Ok, as promised I've cobbled together something that appears to work and have tried to document.
The testbed for the shaders...
#include <SFML/Graphics.hpp>
#include <cmath>
int main()
{
// Create the main window
sf::RenderWindow window(sf::VideoMode(800, 600), "Glowing Line Shader");
window.setVerticalSyncEnabled(true);
// Slow down the action since I'm tossing out random lines per frame below
window.setFramerateLimit(1);
// Create a new shader object
sf::Shader line_shader;
// Set how thick we need the lines
float thickness = 48.0;
// Create a container to store the points in for the shader
sf::VertexArray line_points;
// Load the vertex shader and also fragment shader
line_shader.loadFromFile("point.vert", "glow.frag");
// This shader is for Quads, the lines are actually chubby rectangles
line_points.setPrimitiveType(sf::Quads);
// The render state will hold blending type and shader
sf::RenderStates render_attributes;
// Set the attributes in our sf::RenderStates object
render_attributes.shader = &line_shader;
// For a nice healthy glow we use additive blending
render_attributes.blendMode = sf::BlendAdd;
// Start the program loop
while (window.isOpen())
{
// Process events
sf::Event event;
while (window.pollEvent(event))
{
// Close window: exit
if (event.type == sf::Event::Closed)
window.close();
if (event.type == sf::Event::KeyPressed)
{
switch (event.key.code)
{
// Escape key: exit
case sf::Keyboard::Escape:
window.close();
break;
default:
break;
}
}
}
// Clear the window
window.clear(sf::Color(0, 0, 0, 255));
// 30 chubby glowers (recall I've forced the FPS speed to be slow above)
for(int i = 0; i < 30; ++i)
{
// line endpoints/verts , this could be moved to GPU...maybe?
// Or Geometry shader once they become more common with drivers...

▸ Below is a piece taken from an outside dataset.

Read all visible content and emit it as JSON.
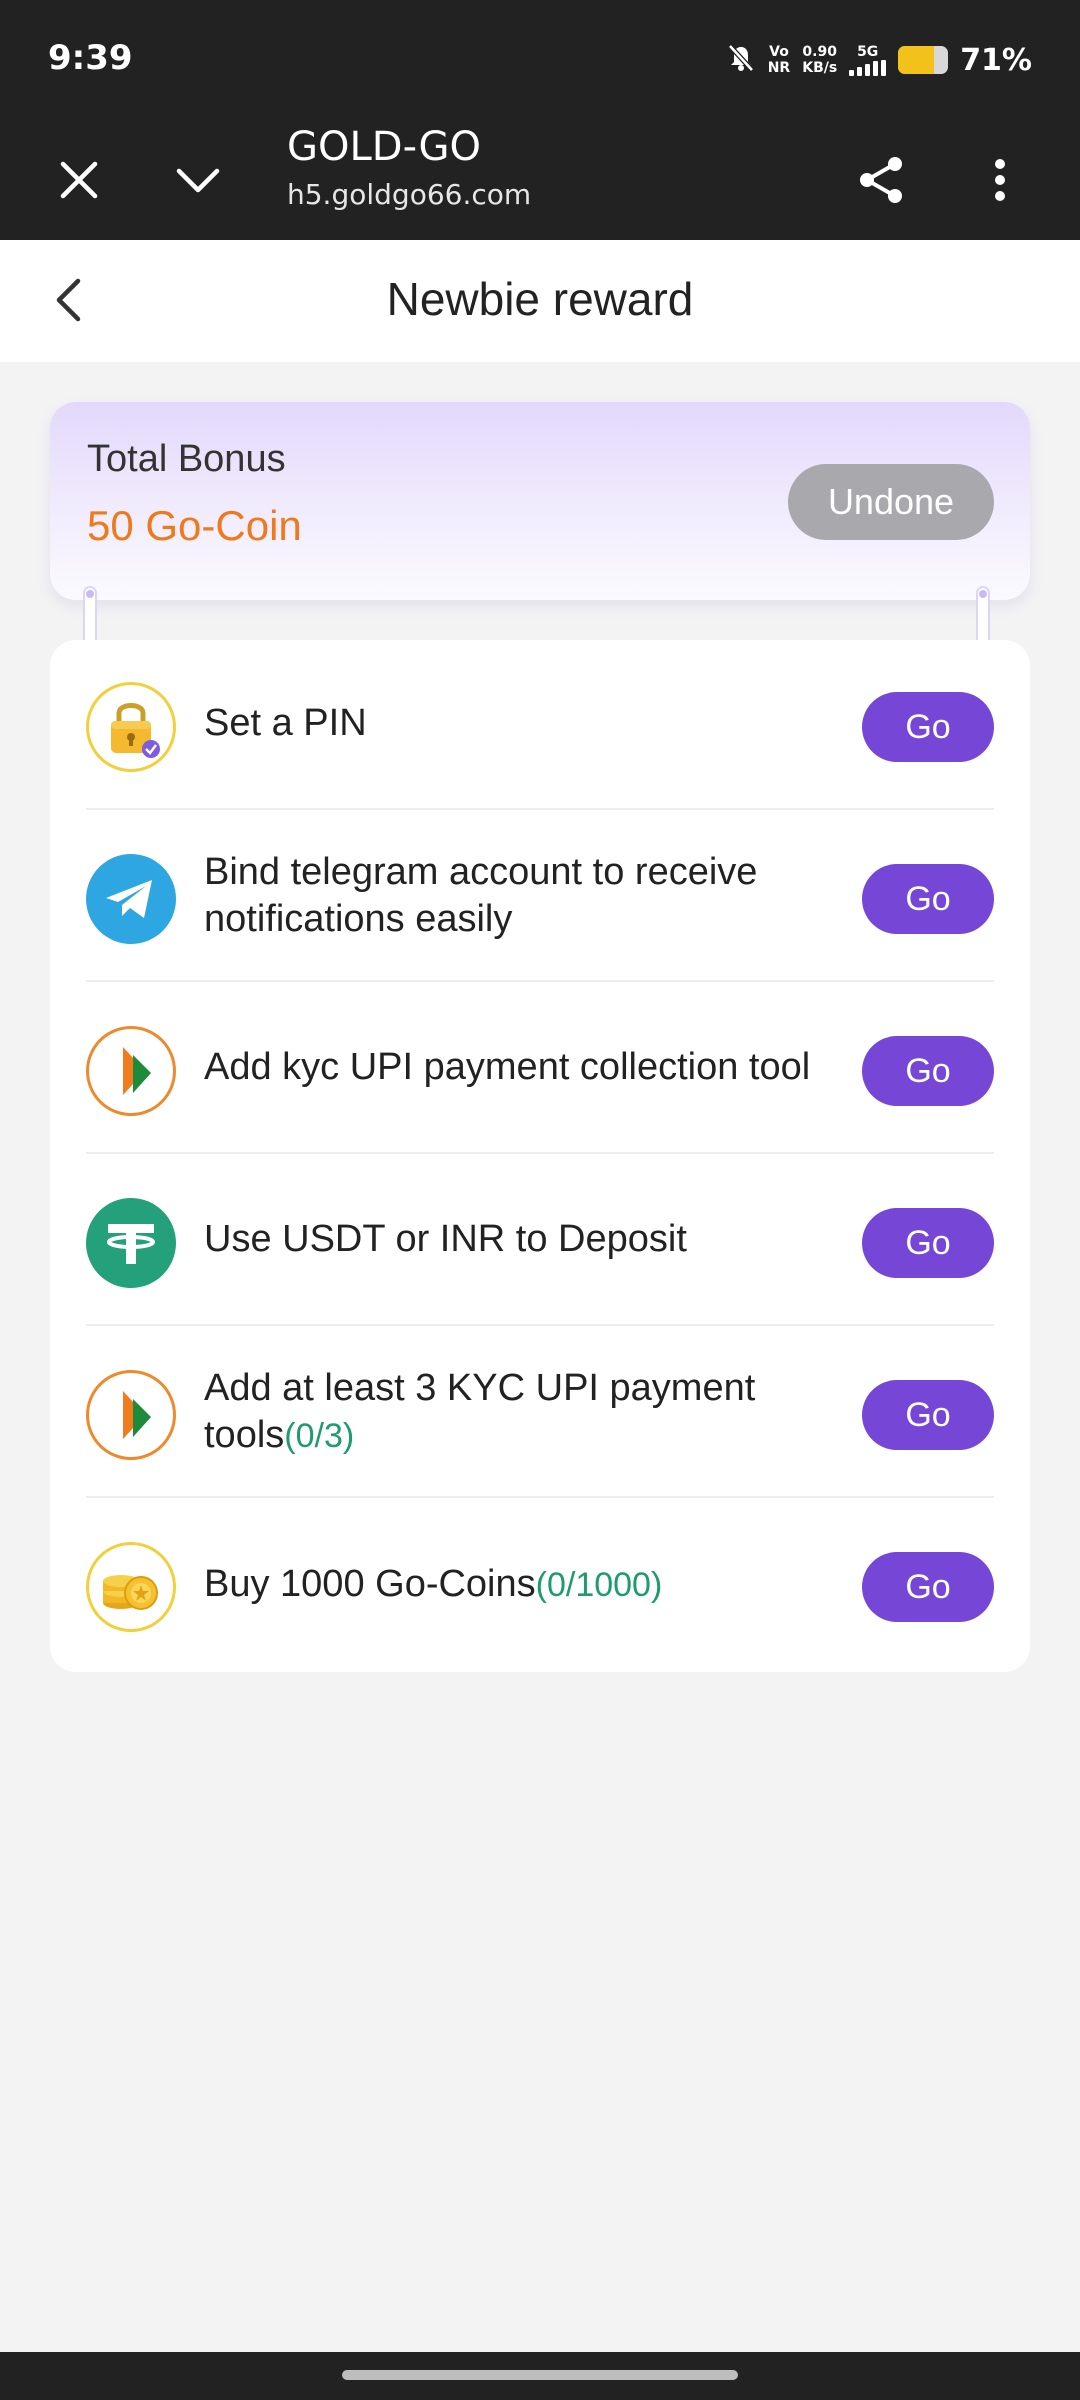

float x = static_cast<float>(rand() % 800);
float y = static_cast<float>(rand() % 600);
float x2 = static_cast<float>(rand() % 800);
float y2 = static_cast<float>(rand() % 600);
float sub_angle = (2.0 * M_PI) / 8.0;
float theta = atan2(y2 - y, x2 - x);
float theta2 = atan2(y - y2, x - x2);
float radius = .5 * thickness * sqrt(2.0);
// Make a fat rotated rectangle of points this is HORRID
float xx = x + cos(theta2 + sub_angle) * radius;
float yy = y + sin(theta2 + sub_angle) * radius;
float xx2 = x + cos(theta2 - sub_angle) * radius;
float yy2 = y + sin(theta2 - sub_angle) * radius;
float xx3 = x2 + cos(theta - sub_angle) * radius;
float yy3 = y2 + sin(theta - sub_angle) * radius;
float xx4 = x2 + cos(theta + sub_angle) * radius;
float yy4 = y2 + sin(theta + sub_angle) * radius;
// LOL FUN Kolrs
sf::Color col_a = sf::Color(rand() % 255, rand() % 255, rand() % 255);
sf::Color col_b = sf::Color(rand() % 255, rand() % 255, rand() % 255);
// Put verticies into the line_points buffer
line_points.append(sf::Vertex(sf::Vector2f(xx2, yy2), col_a));
line_points.append(sf::Vertex(sf::Vector2f(xx, yy), col_a));
line_points.append(sf::Vertex(sf::Vector2f(xx3, yy3), col_b));
line_points.append(sf::Vertex(sf::Vector2f(xx4, yy4), col_b));
// Shaders use text strings to set their parameters...strange
line_shader.setParameter("line_width", thickness);
// SFML does not share OpenGL's coord system now, subtract y pos from 600
line_shader.setParameter("start", sf::Vector2f(x, 600 - y));
line_shader.setParameter("end", sf::Vector2f(x2, 600 - y2));
window.draw(line_points, render_attributes);
line_points.clear();
}
// Finally, display the rendered frame on screen
window.display();
}
return EXIT_SUCCESS;
}
glow.frag
uniform float line_width;
uniform vec2 start;
uniform vec2 end;
float point_distance(vec2 test)
{
float A = test.x - start.x;
float B = test.y - start.y;
float C = end.x - start.x;
float D = end.y - start.y;
float dot_p = A * C + B * D;
float len_sq = C * C + D * D;
float param = dot_p / len_sq;
float xx = 0.0;
float yy = 0.0;
if (param < 0.0 || (start.x == end.x && start.y == end.y))
{
xx = start.x;
yy = start.y;
}
else if (param > 1.0)
{
xx = end.x;
yy = end.y;
}
else
{
xx = start.x + param * C;
yy = start.y + param * D;
}
float dx = test.x - xx;
float dy = test.y - yy;
return(sqrt(dx * dx + dy * dy));
}
void main()
{
vec4 pixel = gl_Color;
vec4 pos = gl_FragCoord;
float dist = point_distance(pos.xy);
if(dist > line_width * 0.5) // Cut off the corners
{
pixel.a = 0.0;
}
else
{
float intencity = dist / (line_width * 0.5);
if(intencity < 0.1) // If the fragment is in the closest 10% make it full bright
{
pixel.a = mix(1.0, 0.0, intencity);
}
else // Interpolate normally
{
pixel.a = mix(1.0, 0.0, intencity) * .5;
}
}
gl_FragColor = pixel;
}
point.vert
//"out" varyings to our fragment shader
uniform float line_width;
varying vec2 vstart;
varying vec2 vend;
void main()
{
vec4 vertex = gl_ModelViewMatrix * gl_Vertex;
gl_Position = gl_ProjectionMatrix * vertex;
gl_TexCoord[0] = gl_TextureMatrix[0] * gl_MultiTexCoord0;
gl_FrontColor = gl_Color;
}